Ce Désir, j’aime le nommer l’En-Vie pour souligner à quel point, c’est cette pulsion qui met en vie, qui appelle la réalisation de notre Noblesse[2]. En faisant référence à cette EnVie, je ne songe donc pas aux penchants anesthésiants ni aux ersatz de plaisir qui ne construisent pas la personne mais peuvent la détendre par moments. Le processus d’ « élèvement » n’a donc rien à voir avec du laisser-aller, que du contraire : quand il s’agit de se montrer à la hauteur de sa dignité, le chemin s’avère bien plus contraignant et plus responsabilisant.
C’est pourquoi tous les éducateurs, quels qu’ils soient, se voient confier aujourd’hui une mission bien plus délicate que celle de leurs prédécesseurs. Entre la toute puissance de ceux qui savaient et s’imposaient d’une main de fer sans considération pour les personnes et le laisser-faire des parents stressés et influencés par l’ego de leurs enfants, il existe une voie moyenne : elle consiste à aider le jeune à prendre soin de sa part sacrée, de son essence, pour l’épanouir dans l’intérêt du Vivant sous toutes ses formes. L’attention apportée au meilleur du petit dont on a la charge entraîne spontanément un rapport de bienveillance et d’écoute non dénué d’autorité.
Prendre soin de l’autre, c’est accepter de le frustrer tout en lui donnant le droit à ses émotions, c’est lui expliquer ses devoirs autant que ses pouvoirs, c’est décider de l’heure du coucher tout en accueillant la déception ou la colère, c’est apprendre à partager tout en reconnaissant la difficulté de le faire, c’est encourager à travailler les gammes plutôt qu’à surfer sur internet, fixer des horaires d’accès à l’ordinateur, etc.

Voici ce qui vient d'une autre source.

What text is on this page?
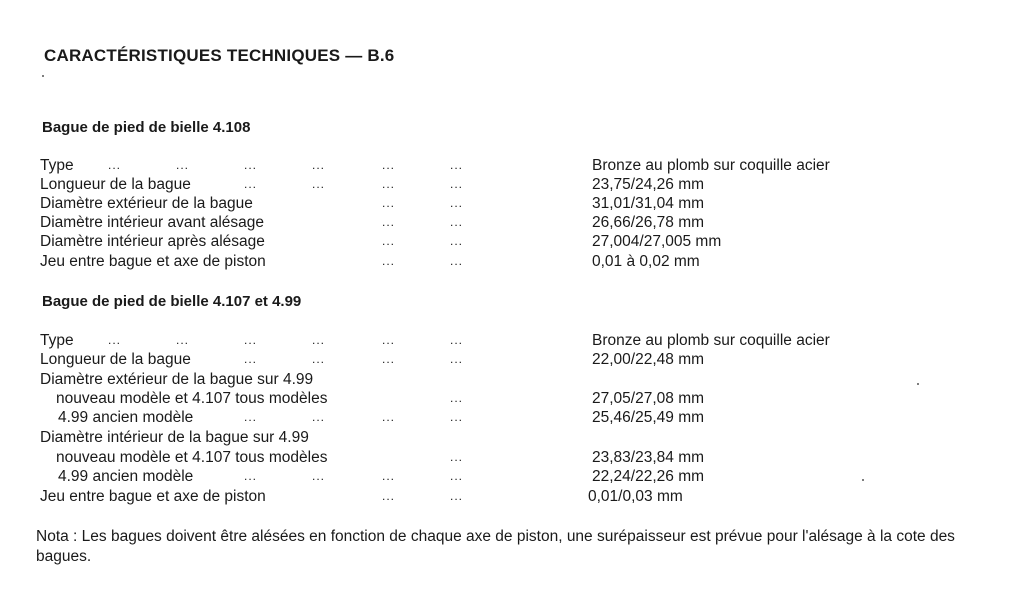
CARACTÉRISTIQUES TECHNIQUES — B.6
Bague de pied de bielle 4.108
Type	...	...	...	...	...	...	Bronze au plomb sur coquille acier
Longueur de la bague	...	...	...	...	23,75/24,26 mm
Diamètre extérieur de la bague	...	...	31,01/31,04 mm
Diamètre intérieur avant alésage	...	...	26,66/26,78 mm
Diamètre intérieur après alésage	...	...	27,004/27,005 mm
Jeu entre bague et axe de piston	...	...	0,01 à 0,02 mm
Bague de pied de bielle 4.107 et 4.99
Type	...	...	...	...	...	...	Bronze au plomb sur coquille acier
Longueur de la bague	...	...	...	...	22,00/22,48 mm
Diamètre extérieur de la bague sur 4.99
nouveau modèle et 4.107 tous modèles	...	27,05/27,08 mm
4.99 ancien modèle	...	...	...	...	25,46/25,49 mm
Diamètre intérieur de la bague sur 4.99
nouveau modèle et 4.107 tous modèles	...	23,83/23,84 mm
4.99 ancien modèle	...	...	...	...	22,24/22,26 mm
Jeu entre bague et axe de piston	...	...	0,01/0,03 mm
Nota : Les bagues doivent être alésées en fonction de chaque axe de piston, une surépaisseur est prévue pour l'alésage à la cote des bagues.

Mais le jeune comprend très vite le sens de cette nouvelle autorité pleine d’amour et, lorsque celle-ci s’exerce de façon cohérente, il éprouve moins que les autres de la réticence à lui faire confiance et à la respecter. Quelque chose en lui sait que c’est bon pour lui.
[1] Denis Marquet, Nos enfants sont des merveilles, les clés du bonheur d’éduquer, Nil, 2012.
[2] Marie Milis, Souviens-toi de ta noblesse, Le Grand Souffle Ed, Paris, 2008.